Saturday, March 10, 2007

More detail on some of the types of "Irony"

In reply to a couple of specific questions about two or three of the types of Irony introduced and explained in Wednesday's lecture, here are some examples of these types taken from my own current readings (& one from a personal experience.) For more research, the book I quoted from in lecture is in the W.A.C. Bennett Library: A Dictionary of Literary Terms, by J. A. Cuddon.

SITUATIONAL IRONY. In The Masked Rider, Rush drummer & lyricist Neal Peart writes of his 1988 cycling trip across West Africa. A devout atheist, Mr. Peart relates how on one stage he stayed briefly at a monastery and at night was given blankets knitted and donated as a charity effort by churches in the West. "....and I smiled at the irony -- me, the impious one who made a point of donating only to secular charities, on the receiving end of missionary aid." (Masked Rider, Pottersfield, 104.)

See also the above picture that I took on Friday evening at the Canada Trust branch on West Broadway. The branch was open, and the glass doors have a huge "Welcome" sign by the handle .... but the door was locked and, hidden behind the sign, there was a Security Guard who waved me away!

HISTORICAL IRONY. In my World War One course this term, a student presentation related the irony of Germany losing the two World Wars and having all WWII debts cancelled and paying only a eighth of the reparations set by the Treaty of Versailles after WWI, while England, after winning the two World Wars, payed debts as a result to Canada and the United States of well over $200 billion dollars -- payments that were only completed.... in 2006!
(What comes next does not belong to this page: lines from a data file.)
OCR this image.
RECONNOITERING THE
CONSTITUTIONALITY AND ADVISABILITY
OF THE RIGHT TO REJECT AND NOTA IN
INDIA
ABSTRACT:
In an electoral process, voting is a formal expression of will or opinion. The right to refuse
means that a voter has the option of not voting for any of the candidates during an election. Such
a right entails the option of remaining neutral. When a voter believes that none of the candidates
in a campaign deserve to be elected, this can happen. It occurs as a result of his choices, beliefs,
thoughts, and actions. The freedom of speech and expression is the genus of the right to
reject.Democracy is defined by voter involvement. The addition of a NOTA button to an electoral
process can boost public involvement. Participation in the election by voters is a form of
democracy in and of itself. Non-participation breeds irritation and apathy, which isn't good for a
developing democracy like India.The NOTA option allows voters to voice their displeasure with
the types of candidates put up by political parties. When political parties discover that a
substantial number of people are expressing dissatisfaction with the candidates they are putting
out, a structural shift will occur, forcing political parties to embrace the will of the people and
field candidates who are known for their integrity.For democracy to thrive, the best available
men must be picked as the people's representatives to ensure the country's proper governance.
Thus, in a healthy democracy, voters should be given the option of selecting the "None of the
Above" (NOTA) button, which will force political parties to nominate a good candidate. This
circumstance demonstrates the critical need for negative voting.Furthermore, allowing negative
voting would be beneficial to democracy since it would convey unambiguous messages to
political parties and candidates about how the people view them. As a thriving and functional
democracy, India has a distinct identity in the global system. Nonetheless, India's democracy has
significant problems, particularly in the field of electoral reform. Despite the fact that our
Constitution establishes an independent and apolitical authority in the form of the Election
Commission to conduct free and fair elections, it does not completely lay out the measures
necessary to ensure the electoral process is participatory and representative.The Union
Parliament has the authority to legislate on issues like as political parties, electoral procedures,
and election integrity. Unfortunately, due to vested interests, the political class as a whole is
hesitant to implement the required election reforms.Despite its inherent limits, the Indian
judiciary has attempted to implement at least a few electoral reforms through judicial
COSMIC IRONY. There is a good example, presented in lecture, in Hey Nostradamus!, of the irony that sons frequently become the type of person they least liked in their own fathers. Reg becomes like his detestable father, and Jason sees himself becoming like Reg (& Jason's sons, presumably, following after their father's most-despised traits.) "[Reg is] a lonely, bitter, prideful crank, and I really have to laugh when I consider the irony that I've become, of course, the exact same thing. Memo to Mother Nature: Thanks."

2 comments:

Anonymous said...

Sir,
But it seems like the irony on your given cases are all of which matters of reality. How about the presence of "fiction" in these samples? (or am I just over-thinking things? Sorry).

Dr. Stephen Ogden said...

Dear "Anonymous"
Uhhmm.... these three types of Irony are all ironies of the real world! Literary ironies were detailed in last Wednesday's and today's lectures. (No post on them because no questions about them. Yet.)